С еще западной темной стороны к Ханаану подкрадывался огромный силуэт, почти неразличимый на фоне неба, если бы не первые лучи солнца.
К городу приближался дирижабль. Он шел очень низко — еще минута-другая, и гондола проползет едва не цепляя дном торчащие над понтонами шесты. Солнце блеснуло чуть ярче и оказалось, что за первым цеппелином движутся еще два, и оба на такой же малой высоте.
В голове у Калеба даже не успела мелькнуть мысль о том, что им может быть нужно, как выкрашенный в темно-серый цвет газовый баллон закрыл небо над головой и показалась гондола. Цеппелин замедлил ход, и по бортам гондолы вдруг вспыхнула россыпь огоньков. Огни загорелись еще ярче, и вот уже лицо Калеба опалил пламенный росчерк. Он отшатнулся, и плюющийся искрами арбалетный болт, отскочив от поверхности понтона, покатился ему под ноги. Воздух наполнился противным треском, и на Ханаан обрушился огненный дождь.
Рядом в понтон ударила еще одна стрела. Калеб бросился бежать. Впереди вспыхнули первые палатки, и до ушей мальчишки донеслись отчаянные крики горожан, проснувшихся посреди пылающего ада.
Стрелы сыпались не переставая. Многие с бессильным звоном отскакивали от прочного материала понтонов, часть с шипением исчезала в темной воде между бортов, но еще больше находили себе цели, вгрызаясь в импровизированные дома и разложенные по палубе тюки с полотном.

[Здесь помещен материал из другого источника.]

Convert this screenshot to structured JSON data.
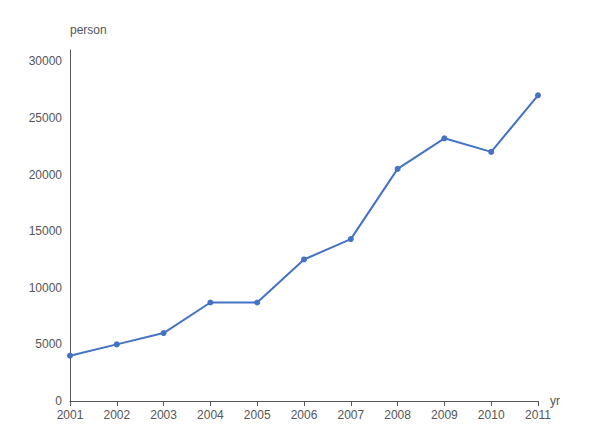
{
  "chart_data": {
    "type": "line",
    "x": [
      2001,
      2002,
      2003,
      2004,
      2005,
      2006,
      2007,
      2008,
      2009,
      2010,
      2011
    ],
    "values": [
      4000,
      5000,
      6000,
      8700,
      8700,
      12500,
      14300,
      20500,
      23200,
      22000,
      27000
    ],
    "color": "#4472c4",
    "marker": "circle",
    "xlabel": "yr",
    "ylabel": "person",
    "xlim": [
      2001,
      2011
    ],
    "xticks": [
      2001,
      2002,
      2003,
      2004,
      2005,
      2006,
      2007,
      2008,
      2009,
      2010,
      2011
    ],
    "ylim": [
      0,
      31000
    ],
    "yticks": [
      0,
      5000,
      10000,
      15000,
      20000,
      25000,
      30000
    ],
    "grid": false
  }
}
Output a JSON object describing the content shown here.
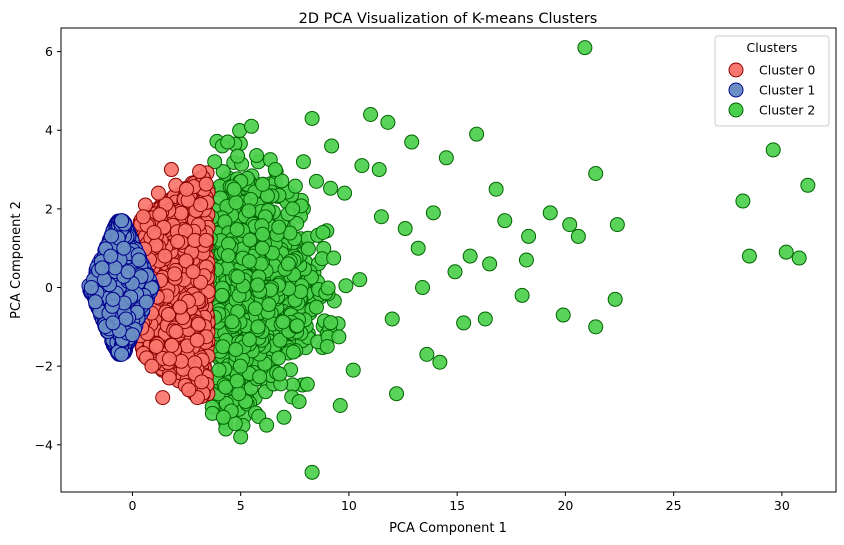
{
  "chart_data": {
    "type": "scatter",
    "title": "2D PCA Visualization of K-means Clusters",
    "xlabel": "PCA Component 1",
    "ylabel": "PCA Component 2",
    "xlim": [
      -3.3,
      32.5
    ],
    "ylim": [
      -5.2,
      6.6
    ],
    "xticks": [
      0,
      5,
      10,
      15,
      20,
      25,
      30
    ],
    "yticks": [
      -4,
      -2,
      0,
      2,
      4,
      6
    ],
    "tick_labels_x": [
      "0",
      "5",
      "10",
      "15",
      "20",
      "25",
      "30"
    ],
    "tick_labels_y": [
      "−4",
      "−2",
      "0",
      "2",
      "4",
      "6"
    ],
    "grid": false,
    "legend": {
      "title": "Clusters",
      "placement": "top-right"
    },
    "series": [
      {
        "name": "Cluster 0",
        "color": "#f8766d",
        "edge": "#8b0000",
        "x_range": [
          0.3,
          3.6
        ],
        "y_range": [
          -2.8,
          3.0
        ],
        "points": [
          [
            1.8,
            3.0
          ],
          [
            3.1,
            2.95
          ],
          [
            0.6,
            2.1
          ],
          [
            1.2,
            2.4
          ],
          [
            2.0,
            2.6
          ],
          [
            2.5,
            2.5
          ],
          [
            1.0,
            1.4
          ],
          [
            1.5,
            0.8
          ],
          [
            2.2,
            -0.5
          ],
          [
            3.0,
            -2.8
          ],
          [
            2.9,
            -2.2
          ],
          [
            1.7,
            -2.3
          ],
          [
            2.6,
            -2.6
          ],
          [
            1.1,
            -1.5
          ],
          [
            0.9,
            -2.0
          ],
          [
            1.4,
            -2.8
          ],
          [
            3.2,
            -2.4
          ],
          [
            0.5,
            1.8
          ],
          [
            3.4,
            1.2
          ],
          [
            2.8,
            0.4
          ]
        ]
      },
      {
        "name": "Cluster 1",
        "color": "#6a8fc4",
        "edge": "#00008b",
        "x_range": [
          -1.9,
          0.5
        ],
        "y_range": [
          -1.7,
          1.7
        ],
        "points": [
          [
            -1.9,
            0.0
          ],
          [
            -0.5,
            1.7
          ],
          [
            -0.5,
            -1.7
          ],
          [
            -1.3,
            0.2
          ],
          [
            -0.8,
            0.5
          ],
          [
            -0.3,
            -0.8
          ],
          [
            -0.9,
            -0.3
          ],
          [
            -1.4,
            0.5
          ],
          [
            -0.4,
            1.0
          ],
          [
            -1.0,
            0.8
          ],
          [
            -0.2,
            0.4
          ],
          [
            0.0,
            -1.2
          ],
          [
            -0.6,
            -1.1
          ],
          [
            0.3,
            0.7
          ],
          [
            -0.9,
            -0.9
          ]
        ]
      },
      {
        "name": "Cluster 2",
        "color": "#4ccf4c",
        "edge": "#006400",
        "x_range": [
          3.3,
          31.2
        ],
        "y_range": [
          -4.7,
          6.1
        ],
        "points": [
          [
            20.9,
            6.1
          ],
          [
            29.6,
            3.5
          ],
          [
            31.2,
            2.6
          ],
          [
            21.4,
            2.9
          ],
          [
            28.2,
            2.2
          ],
          [
            28.5,
            0.8
          ],
          [
            30.2,
            0.9
          ],
          [
            30.8,
            0.75
          ],
          [
            22.4,
            1.6
          ],
          [
            22.3,
            -0.3
          ],
          [
            21.4,
            -1.0
          ],
          [
            20.6,
            1.3
          ],
          [
            20.2,
            1.6
          ],
          [
            19.3,
            1.9
          ],
          [
            19.9,
            -0.7
          ],
          [
            18.3,
            1.3
          ],
          [
            18.2,
            0.7
          ],
          [
            18.0,
            -0.2
          ],
          [
            17.2,
            1.7
          ],
          [
            16.8,
            2.5
          ],
          [
            16.5,
            0.6
          ],
          [
            16.3,
            -0.8
          ],
          [
            15.9,
            3.9
          ],
          [
            15.6,
            0.8
          ],
          [
            15.3,
            -0.9
          ],
          [
            14.9,
            0.4
          ],
          [
            14.5,
            3.3
          ],
          [
            14.2,
            -1.9
          ],
          [
            13.9,
            1.9
          ],
          [
            13.6,
            -1.7
          ],
          [
            13.4,
            0.0
          ],
          [
            12.9,
            3.7
          ],
          [
            12.6,
            1.5
          ],
          [
            12.2,
            -2.7
          ],
          [
            11.8,
            4.2
          ],
          [
            11.4,
            3.0
          ],
          [
            11.0,
            4.4
          ],
          [
            10.6,
            3.1
          ],
          [
            10.2,
            -2.1
          ],
          [
            9.8,
            2.4
          ],
          [
            9.6,
            -3.0
          ],
          [
            9.2,
            3.6
          ],
          [
            8.8,
            1.4
          ],
          [
            8.3,
            -4.7
          ],
          [
            8.3,
            4.3
          ],
          [
            7.9,
            3.2
          ],
          [
            7.7,
            -2.9
          ],
          [
            7.4,
            2.0
          ],
          [
            7.0,
            -3.3
          ],
          [
            6.6,
            3.0
          ],
          [
            6.2,
            -3.5
          ],
          [
            6.0,
            1.0
          ],
          [
            5.5,
            4.1
          ],
          [
            5.0,
            -3.8
          ],
          [
            4.7,
            2.5
          ],
          [
            4.4,
            3.7
          ],
          [
            4.0,
            -2.1
          ],
          [
            3.8,
            3.2
          ],
          [
            3.5,
            0.5
          ],
          [
            3.4,
            -1.6
          ],
          [
            4.2,
            -3.3
          ],
          [
            5.8,
            -1.0
          ],
          [
            7.2,
            0.6
          ],
          [
            9.0,
            -1.5
          ],
          [
            10.5,
            0.2
          ],
          [
            12.0,
            -0.8
          ],
          [
            13.2,
            1.0
          ],
          [
            11.5,
            1.8
          ],
          [
            8.5,
            2.7
          ],
          [
            6.8,
            -2.2
          ]
        ]
      }
    ]
  }
}
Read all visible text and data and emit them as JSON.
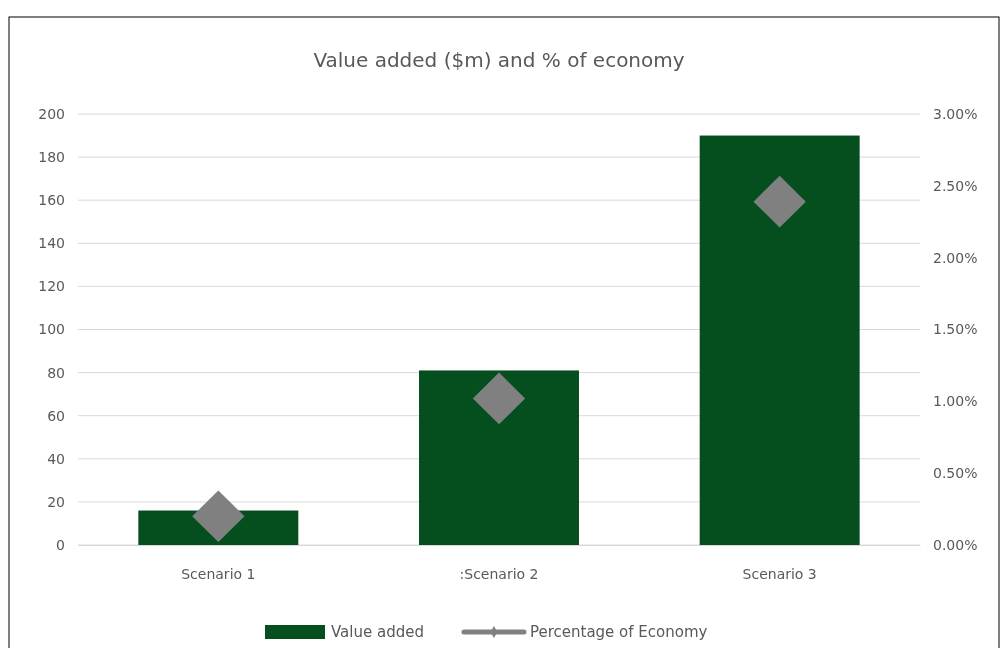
{
  "chart_data": {
    "type": "bar",
    "title": "Value added ($m) and % of economy",
    "categories": [
      "Scenario 1",
      ":Scenario 2",
      "Scenario 3"
    ],
    "series": [
      {
        "name": "Value added",
        "color": "#054f1f",
        "values": [
          16,
          81,
          190
        ]
      },
      {
        "name": "Percentage of Economy",
        "type": "scatter",
        "axis": "y2",
        "color": "#808080",
        "marker": "diamond",
        "values": [
          0.2,
          1.02,
          2.39
        ]
      }
    ],
    "ylim": [
      0,
      200
    ],
    "yticks": [
      0,
      20,
      40,
      60,
      80,
      100,
      120,
      140,
      160,
      180,
      200
    ],
    "y2lim": [
      0,
      3
    ],
    "y2ticks": [
      {
        "value": 0,
        "label": "0.00%"
      },
      {
        "value": 0.5,
        "label": "0.50%"
      },
      {
        "value": 1,
        "label": "1.00%"
      },
      {
        "value": 1.5,
        "label": "1.50%"
      },
      {
        "value": 2,
        "label": "2.00%"
      },
      {
        "value": 2.5,
        "label": "2.50%"
      },
      {
        "value": 3,
        "label": "3.00%"
      }
    ],
    "grid": "y",
    "legend": "bottom"
  }
}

Прямо перед Калебом вспыхнула кипа просушенной нитянки. Пламя опалило брови и волосы. Калеб отшатнулся и упал на спину, больно ударившись. Гондола дирижабля оказалась прямо над ним, и теперь с ее бортов свисали тросы, усыпанные людьми. Яростно вопя, они скользили вниз, размахивая оружием. Лица нападавших скрывали плотные маски, защищавшие от дыма, и очки, отражающие охватывающее ковчег пламя.
Калеб вскакивает и бежит, ежесекундно оглядываясь назад. Пришельцы с дирижабля, соскользнувшие с веревок, подбегают к лихорадочно тушащим горящие палатки людям, которые так и не поняли, что происходит. Шаг-другой, взгляд назад — и Калеб видит, как короткая сабля опускается на череп прядильщика Ким Ки Сона, застывшего с ведром в руке. Его двенадцатилетнюю дочь схватил другой головорез, а еще один наотмашь бьет по лицу жену Сона, тянущую руки к дочери.
Калеб спотыкается и едва не падает. Это оказывается тело Саула Симеона, их соседа. Из груди у него торчит оперение болта. Ткань рубашки вокруг него тлеет, издавая неприятную вонь. Калеб с трудом сдерживает рвотный порыв и бежит дальше. Он знает, что в ковчегах покойных принято отправлять на удобрения, и для их обитателей мертвецы — дело привычное. Но в Ханаане тела предают воде, а так как считается, что длительное пребывание покойника в городе ничего хорошего не сулит, то избавляются от них очень быстро.
Палатка родителей Калеба пылает, как и все остальные. Мать носится вокруг нее и причитает, а отец, лицо которого измазано сажей, пытается натянуть тетиву на арбалете, который хранил под замком в сундуке.
— Папа! — кричит Калеб, и тут горящая стрела попадает в бочку с китовым жиром, припасенным семьей на холодное время.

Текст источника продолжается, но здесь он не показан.